As much as I begrudge my insane work schedule right now, it seems to be an advantage to Courage. How many days a week do normal people ride anyways?


  1. So happy for you with your new boy! He seems like the best kind of baby, and it doesn't hurt that hes adorable :-)

    I try to ride Libby at least 5-6 days a week, but I'm trying to recondition her back to what she once was. Normally I can get away with 3-4 with her.

  2. I'm in the same boat as Shelley: my horse needs conditioning, so I ride 5 times a week, one jumping lesson and the rest hacks with ground poles.

    I'm love your schedule though; I mean, it's working so fabulously for Courage, why fix it if it ain't broke? He's such a critical thinker!!

  3. How cute! We set up a grid for my friend's RRTP horse last night and it was really awesome seeing her figure it out. Giving them something to do immediately after a jump is so educational. I don't know how many people subscribe to this theory, but I like the days a week = years of age theory for work with young horses.

  4. Awww! I know that feeling precisely, I felt it when we first put 2'6 in front of Connor. Look at that hind end indeed, he's not gonna hit that thing!

    I can only get to the barn 3-4 times a week, since the barn is nearly an hour away. Maybe we progress a little slower than we otherwise could, but it's the best I can do.
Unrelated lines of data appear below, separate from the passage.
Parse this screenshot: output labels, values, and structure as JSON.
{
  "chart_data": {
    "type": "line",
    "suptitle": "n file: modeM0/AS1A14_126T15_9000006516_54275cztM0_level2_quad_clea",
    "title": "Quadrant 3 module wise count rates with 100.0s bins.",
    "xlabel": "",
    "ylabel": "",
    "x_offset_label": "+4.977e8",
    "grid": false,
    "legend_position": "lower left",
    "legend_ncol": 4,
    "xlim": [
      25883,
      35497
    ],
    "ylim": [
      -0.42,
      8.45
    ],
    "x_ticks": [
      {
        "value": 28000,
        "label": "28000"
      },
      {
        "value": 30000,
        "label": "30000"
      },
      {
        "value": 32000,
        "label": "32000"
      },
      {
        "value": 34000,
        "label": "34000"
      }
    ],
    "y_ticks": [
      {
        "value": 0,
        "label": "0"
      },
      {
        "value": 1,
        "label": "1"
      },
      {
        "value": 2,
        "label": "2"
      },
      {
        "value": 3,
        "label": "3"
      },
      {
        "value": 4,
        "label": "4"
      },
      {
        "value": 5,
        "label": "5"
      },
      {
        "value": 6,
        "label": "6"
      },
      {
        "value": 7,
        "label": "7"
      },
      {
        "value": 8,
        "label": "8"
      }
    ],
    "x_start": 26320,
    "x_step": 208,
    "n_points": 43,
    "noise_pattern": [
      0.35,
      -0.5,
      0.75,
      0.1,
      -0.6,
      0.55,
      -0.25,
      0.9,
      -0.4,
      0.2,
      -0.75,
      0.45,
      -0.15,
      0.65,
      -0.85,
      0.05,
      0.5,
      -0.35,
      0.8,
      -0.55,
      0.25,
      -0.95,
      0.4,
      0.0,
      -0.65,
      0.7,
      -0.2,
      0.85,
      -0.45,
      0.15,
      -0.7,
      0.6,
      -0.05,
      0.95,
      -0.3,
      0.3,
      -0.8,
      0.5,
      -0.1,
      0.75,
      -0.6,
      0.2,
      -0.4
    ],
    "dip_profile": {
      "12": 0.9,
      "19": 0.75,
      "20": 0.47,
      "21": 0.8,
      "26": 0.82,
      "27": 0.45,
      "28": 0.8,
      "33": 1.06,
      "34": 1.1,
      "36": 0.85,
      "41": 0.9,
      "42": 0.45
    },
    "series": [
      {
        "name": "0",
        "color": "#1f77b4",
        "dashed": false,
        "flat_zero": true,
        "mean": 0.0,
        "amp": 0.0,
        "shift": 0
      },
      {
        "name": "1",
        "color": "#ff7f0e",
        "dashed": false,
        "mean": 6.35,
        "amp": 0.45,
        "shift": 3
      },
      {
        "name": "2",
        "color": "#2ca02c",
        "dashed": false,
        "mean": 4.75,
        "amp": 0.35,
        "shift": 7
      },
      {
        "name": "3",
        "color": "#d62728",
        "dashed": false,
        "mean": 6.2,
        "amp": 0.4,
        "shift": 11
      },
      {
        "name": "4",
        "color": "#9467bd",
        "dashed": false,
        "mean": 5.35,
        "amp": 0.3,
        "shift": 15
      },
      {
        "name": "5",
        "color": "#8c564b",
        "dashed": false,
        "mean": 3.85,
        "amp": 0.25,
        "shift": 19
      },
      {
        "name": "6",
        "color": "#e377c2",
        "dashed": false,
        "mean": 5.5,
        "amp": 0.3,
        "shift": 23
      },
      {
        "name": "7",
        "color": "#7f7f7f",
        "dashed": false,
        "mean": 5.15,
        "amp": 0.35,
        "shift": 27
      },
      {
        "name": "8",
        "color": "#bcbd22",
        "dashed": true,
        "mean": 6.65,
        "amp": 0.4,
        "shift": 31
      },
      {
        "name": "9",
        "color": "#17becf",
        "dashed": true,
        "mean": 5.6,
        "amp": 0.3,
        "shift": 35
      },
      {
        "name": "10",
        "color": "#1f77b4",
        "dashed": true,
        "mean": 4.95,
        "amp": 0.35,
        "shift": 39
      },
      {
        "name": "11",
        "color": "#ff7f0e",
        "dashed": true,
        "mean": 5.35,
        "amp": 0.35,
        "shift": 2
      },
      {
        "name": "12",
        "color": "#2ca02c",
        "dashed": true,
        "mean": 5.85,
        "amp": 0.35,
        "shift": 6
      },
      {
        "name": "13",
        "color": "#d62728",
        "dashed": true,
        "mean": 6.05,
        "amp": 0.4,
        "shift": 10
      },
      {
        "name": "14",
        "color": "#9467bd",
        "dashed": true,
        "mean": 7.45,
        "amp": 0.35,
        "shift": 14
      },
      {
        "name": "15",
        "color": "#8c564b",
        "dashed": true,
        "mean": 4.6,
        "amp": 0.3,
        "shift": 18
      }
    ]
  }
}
  5. much improvement at every time you post! I always love the look on his face, so expressive!!

  6. That is so awesome. You picked a good one!

    I usually ride 3-4 days per week.

  7. So cool! It is interesting to see how you are teaching him to jump, since I'm currently starting her over fences. She is a natural jumper, so we didn't have any "What do with legs?" moments, just green-ness. I usually ride 5-6 days per week, but now that I'm at school, it is more like 4-5.

  8. Four years ago I was riding 3 days a week. Then three years ago it was 4 days a week. Last winter for two months I dropped to 2 days a week (just a cold cold winter) and this spring I started riding 5-6 days a week which I'm still doing. I'll probably drop back down to 4-5 days this winter. Totally makes a difference if I have a specific friend to ride with or not.

  9. Looking good! Depending on what's going on, I ride 3-5 days a week and my trainer rides Simon 1 day a week. Usually he gets 4-5 rides in.

  10. When I can I try to ride five days a week. But I usually only ride for about 20-30 minutes most of those days instead of longer riders for less days.

  11. If I make it to the barn 3 days a week, I call it a success. Its not just the number of rides that matters - the quality of the rides matters, too, and you're doing great with that!!!

  12. Yay for jumping success! I ride 2-3 days/ wk right now but on a made horse, I would expect at least 3-5 days/wk on a greener one.

  13. With my new job I am lucky to get 4. 3 is more realistic with 2 being Saturday and Sunday :/

    Congrats on the success. He is really figuring it out!

  14. You guys are doing so well :) I ride each horse 3-4 times a week and sometimes 5-6 depending on my work schedule.